COVID-19 has killed at least 11,000 to 12,000 nursing-home and assisted-living residents in New York, nearly double what the state admits to. And as the deaths mount, so have the lies and cover-ups.
The carnage started in March, when hospitals inundated with COVID-19 patients insisted on clearing out elderly patients, even if they were still infected, and sending them to whatever nursing homes had empty beds.
To swing that, they had to get rid of a safety regulation requiring patients to test negative twice for COVID-19 before being placed in a home. The state Health Department willingly complied.

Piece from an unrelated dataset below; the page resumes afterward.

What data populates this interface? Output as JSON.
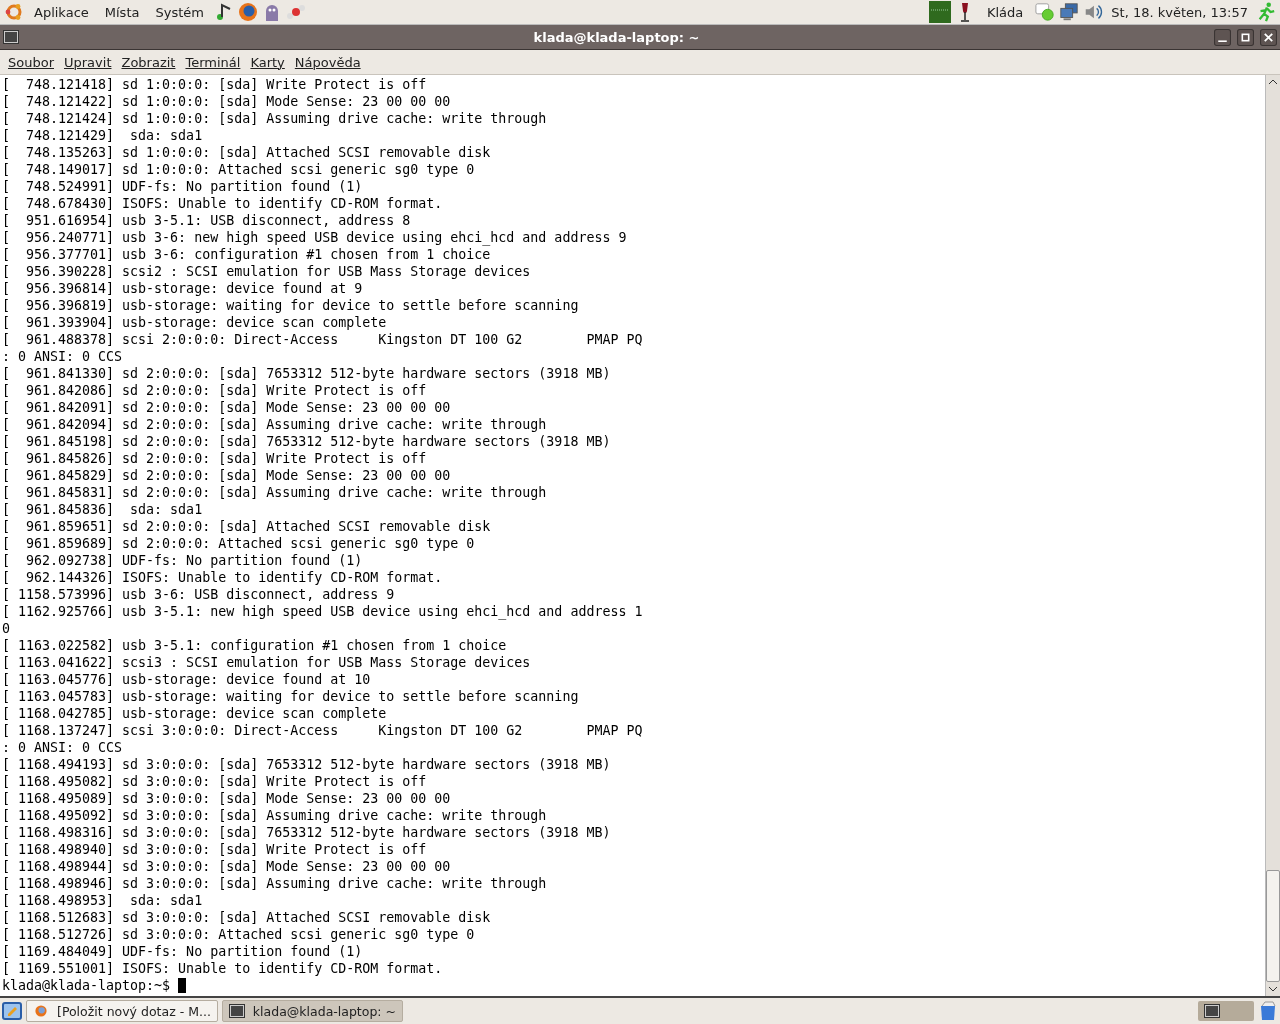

On March 25, Gov. Cuomo’s Health Department mandated that nursing homes had to accept COVID patients and barred requiring any COVID tests for admission. Facilities like Newfane had to fly blind, not knowing which incoming patients had it.
The American Health Care Association called it a “recipe for disaster.” The Committee to Reduce Infection Deaths urged Cuomo to change course.
Instead, New York’s health commissioner, Howard Zucker, began fudging the death statistics, which concealed the consequences: Until late April, New York had reported all nursing-home residents who died from COVID-19, whether they died at the home or after being hospitalized. That’s standard. But as the toll soared, the state quietly shifted to reporting only deaths at the homes. That reduced the number to 6,062 — terrible but only half the truth.
The reality is, at least another 17,000 elder-care patients with COVID-19 were sent to hospitals, and an estimated 5,000 to 7,000 of them have died, with death rates highest for those on ventilators, according to the Journal of the American Medical Association’s mortality rates.
Bottom line: 11,000 to 12,000 nursing-home and assisted-living residents have died from COVID-19, half of all the virus deaths statewide.
The health-care think tank American Commitment also pegs the deaths at 12,000.
That awful death toll didn’t have to happen. It’s six times the number of nursing-home fatalities as in Florida or California, both more populous states. [Albeit California enacted the same hysterical policy.]
Cuomo also tried to shift the blame to President Trump, pointing to a Trump administration statement issued on March 13. But the Cuomo administration is twisting it. The statement recommended nursing homes admit patients even if they were coming from a hospital battling COVID-19, not that patients with COVID-19 themselves had to be admitted.
In fact, on March 18, the Centers for Disease Control and Prevention cautioned against allowing COVID-19 to invade a nursing home, warning that “it has the potential to result in high attack rates among residents, staff members and visitors.”
Cuomo’s “attempt to deflect blame onto the president sickens me,” says Castillo.
New York stuck with its deadly policy until May 10, way too long. Why? Because it wasn’t a mistake. It was a sell-out.
The hospital industry’s lobbying organization, the Greater New York Hospital Association, is a mega-donor to the state Democratic Party’s housekeeping committee, which helps elect Cuomo. It gave over $1 million in 2018. The hospital industry holds more sway in Albany than real estate or Wall Street.
No wonder Cuomo’s Health Department does the industry’s bidding.
Castillo is pained that her mother had to die alone, “isolated from those who loved her.” She hopes someone will “hold the governor’s feet to the fire.”
At the least, New Yorkers should demand a health department that protects the vulnerable instead of catering to political donors.